数据流中高效的子空间搜索 (Efficient Subspace Search in Data Streams) - 专知论文

会员服务 ·

0

子空间 · 流 · MINE · 异常点 · 赌博机/老虎机 ·

2021 年 1 月 7 日

Efficient Subspace Search in Data Streams

翻译：数据流中高效的子空间搜索

Edouard Fouché,Florian Kalinke,Klemens Böhm

from arxiv, Accepted Manuscript to Information Systems, Volume 97, Elsevier. Final authenticated version: https://doi.org/10.1016/j.is.2020.101705

In the real world, data streams are ubiquitous -- think of network traffic or sensor data.
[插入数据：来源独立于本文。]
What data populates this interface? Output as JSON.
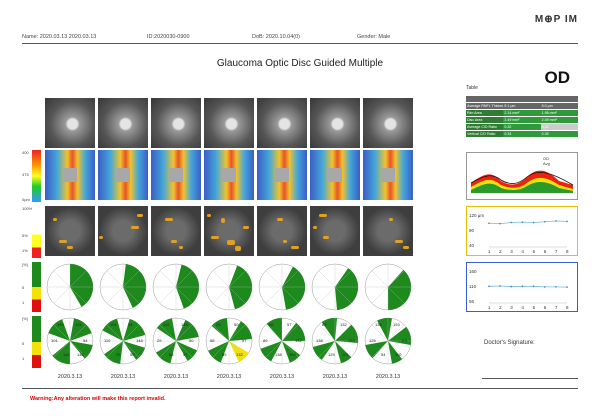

Mining patterns, e.g., outliers or clusters, from such data must take place in real time. This is challenging because (1) streams often have high dimensionality, and (2) the data characteristics may change over time. Existing approaches tend to focus on only one aspect, either high dimensionality or the specifics of the streaming setting. For static data, a common approach to deal with high dimensionality -- known as subspace search -- extracts low-dimensional, `interesting' projections (subspaces), in which patterns are easier to find. In this paper, we address both Challenge (1) and (2) by generalising subspace search to data streams. Our approach, Streaming Greedy Maximum Random Deviation (SGMRD), monitors interesting subspaces in high-dimensional data streams. It leverages novel multivariate dependency estimators and monitoring techniques based on bandit theory. We show that the benefits of SGMRD are twofold: (i) It monitors subspaces efficiently, and (ii) this improves the results of downstream data mining tasks, such as outlier detection. Our experiments, performed against synthetic and real-world data, demonstrate that SGMRD outperforms its competitors by a large margin.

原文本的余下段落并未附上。